Because there was a pale-faced man standing there, staring at them. Claire blinked, and he wasn’t there anymore—it was a black thing, but she could see his human disguise at the same time, like a skin stretched over the reality.
Magnus.
“You shouldn’t be here,” he said. “I killed you, girl.”
Shane dug silver-coated stakes out of his pocket. He passed one to Claire, then took out what looked like a . . . sports bottle. One had a snap-down top, and he thumbed that off, aimed, and squirted a silvery stream out of it to splash on the thing in their way.
Magnus screamed, and it was like that singing sound, only a million times worse, and Shane dropped the bottle and the stake and staggered, then went down to one knee. Claire came close; it hammered at her in waves of relentless sound, but she could see that the silver nitrate had hurt the thing, burned away some of his human-skin disguise, and melted part of him into a bubbling, seething mass that ran off in a black current to the tiles.

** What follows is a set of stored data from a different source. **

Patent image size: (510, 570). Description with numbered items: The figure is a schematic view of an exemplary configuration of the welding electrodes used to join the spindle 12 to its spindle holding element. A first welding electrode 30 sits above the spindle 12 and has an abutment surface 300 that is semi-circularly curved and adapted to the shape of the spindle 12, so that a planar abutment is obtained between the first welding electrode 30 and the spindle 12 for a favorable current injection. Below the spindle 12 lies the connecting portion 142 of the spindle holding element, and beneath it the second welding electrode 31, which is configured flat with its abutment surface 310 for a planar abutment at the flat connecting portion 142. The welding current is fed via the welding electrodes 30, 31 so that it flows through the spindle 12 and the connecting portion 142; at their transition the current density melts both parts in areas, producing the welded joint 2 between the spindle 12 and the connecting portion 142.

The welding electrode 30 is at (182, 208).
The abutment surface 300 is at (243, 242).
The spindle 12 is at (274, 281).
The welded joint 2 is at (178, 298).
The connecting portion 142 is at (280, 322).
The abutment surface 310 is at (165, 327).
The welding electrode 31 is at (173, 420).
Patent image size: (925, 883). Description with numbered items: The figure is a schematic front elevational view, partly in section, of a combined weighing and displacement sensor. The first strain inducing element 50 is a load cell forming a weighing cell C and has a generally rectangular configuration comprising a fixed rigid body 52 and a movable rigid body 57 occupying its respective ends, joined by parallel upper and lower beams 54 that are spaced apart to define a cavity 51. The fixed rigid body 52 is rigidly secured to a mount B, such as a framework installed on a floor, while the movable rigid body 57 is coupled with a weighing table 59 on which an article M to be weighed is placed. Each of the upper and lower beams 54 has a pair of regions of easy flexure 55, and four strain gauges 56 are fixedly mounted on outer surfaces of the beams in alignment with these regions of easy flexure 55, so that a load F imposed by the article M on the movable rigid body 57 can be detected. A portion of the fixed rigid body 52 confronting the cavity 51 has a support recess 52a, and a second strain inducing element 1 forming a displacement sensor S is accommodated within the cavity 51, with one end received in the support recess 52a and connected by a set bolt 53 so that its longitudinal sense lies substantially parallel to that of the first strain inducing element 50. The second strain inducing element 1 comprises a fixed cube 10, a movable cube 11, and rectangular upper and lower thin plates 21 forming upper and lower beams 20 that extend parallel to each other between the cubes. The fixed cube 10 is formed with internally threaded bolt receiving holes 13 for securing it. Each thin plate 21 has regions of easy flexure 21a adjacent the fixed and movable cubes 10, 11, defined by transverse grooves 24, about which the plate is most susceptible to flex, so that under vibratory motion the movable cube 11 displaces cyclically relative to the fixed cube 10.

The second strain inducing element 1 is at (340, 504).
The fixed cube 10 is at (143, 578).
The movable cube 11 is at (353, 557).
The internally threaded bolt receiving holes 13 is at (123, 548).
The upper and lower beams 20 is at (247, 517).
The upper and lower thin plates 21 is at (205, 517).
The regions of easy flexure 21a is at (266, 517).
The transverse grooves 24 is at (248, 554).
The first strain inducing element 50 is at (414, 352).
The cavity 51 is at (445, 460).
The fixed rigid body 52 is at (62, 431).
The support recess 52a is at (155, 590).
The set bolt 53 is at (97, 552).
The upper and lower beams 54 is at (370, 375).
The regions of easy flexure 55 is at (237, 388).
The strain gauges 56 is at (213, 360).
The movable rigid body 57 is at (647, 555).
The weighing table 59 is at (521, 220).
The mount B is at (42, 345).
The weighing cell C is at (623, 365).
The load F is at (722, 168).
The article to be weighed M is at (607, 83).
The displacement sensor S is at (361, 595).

Claire took a firmer grip on the silver stake, summoned up all the speed and strength Myrnin had granted her, and raced forward in a blur.
She buried the silver stake where, in a human, a heart would have been. It was like pushing it into Jell-O, nothing like staking a vampire at all. Sickening. She could feel the cold ooze on her fingers.
Magnus’s mouth opened, revealing razor-sharp rows of teeth, and he lunged at her. She yelped and rolled away, still vamp-fast, and Magnus yanked the stake out and flung it away. The wound it had left was another bubbling leak of black fluid, but he wasn’t down. Not by half.
Shane staggered up, grabbed her hand, and ran for the door he’d left unguarded. Black streamers of ooze were coming across the tile at them, and Claire had the awful, sickening feeling that if they stepped in it, they’d never get free. The ick on her fingers felt like it was squeezing them white, and she felt horrible pinpricks all over the skin where it touched. She dragged her hand against her jeans as they ran.
There were more of them in the entry hall, black oily shadows with fake human faces, and they were all Magnus. Shane sprayed the rest of the bottle at them, and Claire grabbed a silver-coated knife from his belt loop. She slashed at the one who came for him, and heard that shriek again, an angry, pile-driving pressure like the whole ocean descending on them . . . but the creature went down, splashing into silvery black fragments that rolled aimlessly over the carpet, and Claire grabbed Shane’s arm and dragged him forward for the clear air outside. He was staggering, and in the wan, flickering glow of the streetlight outside, she saw that his nose was bleeding, and his eyes were red.
She was bleeding, too, she realized, from both her nose and her hand. It looked as if it had been stung by a jellyfish. It was covered with little beads of blood.
It was biting me, she thought, and shuddered in revulsion.
“Come on!” she screamed, and Shane coughed, bent over, and vomited out a stream of water.
But they hadn’t even gotten into the pool.
Magnus was in the doorway, and his eyes were silver white, like moonlight on water, and he was smiling at them.
They weren’t going to make it.
Claire screamed again, in pure agonizing frustration, and without even thinking about it, she grabbed Shane and threw him over her shoulder.
That shouldn’t have been possible, not at all; he was so much bigger and heavier than she was, but she felt like her veins were on fire, and she wanted to fight, now, fight this thing that had hurt her and come after Shane and come after Michael and Oliver and her town.